-
Bug
-
Resolution: Unresolved
-
None
-
None
-
Critical
-
Improved performance of duplicate segment detection by optimizing queries on large segment datasets. Future updates may further refine indexing and logic to reduce load.
-
Emptyshow more show less
Problem Description:
The query that checks for duplicate/variant target segments in \editor_Segment_Consistent_Check::getInconsistentSegmentNrsInTask on segment views may run slowly.
SELECT
GROUP_CONCAT(`segmentNrInTask`) AS `nrs`,
MAX(DISTINCT `editable`) AS `atLeastOneEditable`,
MAX(DISTINCT `autoStateId` = 3) AS `atLeastOneLocked`
FROM `LEK_segment_view_1313b8514edd64be348cd80384eb2dfb`
WHERE `targetEditToSort` != ''
AND `sourceToSort` != ''
AND `autoStateId` != '16'
GROUP BY BINARY `sourceToSort`
HAVING COUNT(DISTINCT BINARY `targetEditToSort`) > 1
AND (`atLeastOneLocked` = 0 OR `atLeastOneEditable` = 1);
Execution plan shows:
- Full table scan over ~5.3k rows (type = ALL).

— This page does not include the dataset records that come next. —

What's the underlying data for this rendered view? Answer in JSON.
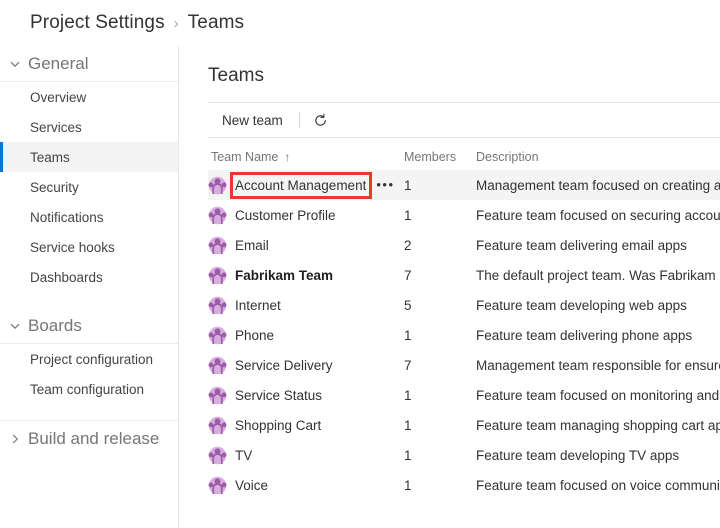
{
  "breadcrumb": {
    "items": [
      "Project Settings",
      "Teams"
    ],
    "separator": "›"
  },
  "sidebar": {
    "groups": [
      {
        "label": "General",
        "icon": "chevron-down-icon",
        "expanded": true,
        "items": [
          {
            "label": "Overview",
            "selected": false
          },
          {
            "label": "Services",
            "selected": false
          },
          {
            "label": "Teams",
            "selected": true
          },
          {
            "label": "Security",
            "selected": false
          },
          {
            "label": "Notifications",
            "selected": false
          },
          {
            "label": "Service hooks",
            "selected": false
          },
          {
            "label": "Dashboards",
            "selected": false
          }
        ]
      },
      {
        "label": "Boards",
        "icon": "chevron-down-icon",
        "expanded": true,
        "items": [
          {
            "label": "Project configuration",
            "selected": false
          },
          {
            "label": "Team configuration",
            "selected": false
          }
        ]
      },
      {
        "label": "Build and release",
        "icon": "chevron-right-icon",
        "expanded": false,
        "items": []
      }
    ]
  },
  "main": {
    "title": "Teams",
    "toolbar": {
      "new_team_label": "New team",
      "refresh_icon": "refresh-icon"
    },
    "table": {
      "columns": [
        {
          "label": "Team Name",
          "sort": "↑"
        },
        {
          "label": "Members",
          "sort": ""
        },
        {
          "label": "Description",
          "sort": ""
        }
      ],
      "row_menu_glyph": "•••",
      "rows": [
        {
          "name": "Account Management",
          "members": "1",
          "description": "Management team focused on creating an",
          "bold": false,
          "hovered": true,
          "menu": true
        },
        {
          "name": "Customer Profile",
          "members": "1",
          "description": "Feature team focused on securing account",
          "bold": false,
          "hovered": false,
          "menu": false
        },
        {
          "name": "Email",
          "members": "2",
          "description": "Feature team delivering email apps",
          "bold": false,
          "hovered": false,
          "menu": false
        },
        {
          "name": "Fabrikam Team",
          "members": "7",
          "description": "The default project team. Was Fabrikam Fi",
          "bold": true,
          "hovered": false,
          "menu": false
        },
        {
          "name": "Internet",
          "members": "5",
          "description": "Feature team developing web apps",
          "bold": false,
          "hovered": false,
          "menu": false
        },
        {
          "name": "Phone",
          "members": "1",
          "description": "Feature team delivering phone apps",
          "bold": false,
          "hovered": false,
          "menu": false
        },
        {
          "name": "Service Delivery",
          "members": "7",
          "description": "Management team responsible for ensure",
          "bold": false,
          "hovered": false,
          "menu": false
        },
        {
          "name": "Service Status",
          "members": "1",
          "description": "Feature team focused on monitoring and ",
          "bold": false,
          "hovered": false,
          "menu": false
        },
        {
          "name": "Shopping Cart",
          "members": "1",
          "description": "Feature team managing shopping cart app",
          "bold": false,
          "hovered": false,
          "menu": false
        },
        {
          "name": "TV",
          "members": "1",
          "description": "Feature team developing TV apps",
          "bold": false,
          "hovered": false,
          "menu": false
        },
        {
          "name": "Voice",
          "members": "1",
          "description": "Feature team focused on voice communic",
          "bold": false,
          "hovered": false,
          "menu": false
        }
      ]
    }
  },
  "annotation": {
    "target": "Account Management",
    "color": "#e8392a"
  },
  "colors": {
    "accent": "#0078d4",
    "avatar_fill": "#d7aedd",
    "avatar_stroke": "#9b5ba8",
    "highlight_row": "#f4f4f4",
    "text": "#333333",
    "muted_text": "#767676"
  }
}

- No indexes are being used (possible_keys = NULL).
- Filtering conditions include sourceToSort != '', targetEditToSort != '', and autoStateId != 16.
- Grouping on BINARY targetEditToSort and HAVING COUNT(DISTINCT BINARY sourceToSort) > 1 requires temporary tables and sorting (Using filesort).
Impact:
- Query performance degrades significantly on large datasets (millions of segments).
- Duplicate detection becomes a bottleneck for workflows that rely on this validation.
Notes:
- Because both sourceToSort and targetEditToSort are LONGTEXT, indexing them directly is not feasible.
- Partial/functional indexes (e.g., on targetEditToSort(255) or on hash columns like targetMd5, sourceMd5) could help.
- Query may require refactoring to leverage existing Md5 columns instead of operating directly on LONGTEXT fields.
- Alternative: precompute normalized sort fields in shorter indexed columns.
Next Steps:
- Evaluate feasibility of replacing GROUP BY BINARY targetEditToSort with grouping by targetMd5.
- Add indexes on autoStateId, editable, and possibly (autoStateId, targetMd5) to filter and group more efficiently.
- Test performance improvements with real-world data volumes.
- If indexing alone is insufficient, redesign duplicate detection logic to avoid full scans and filesort.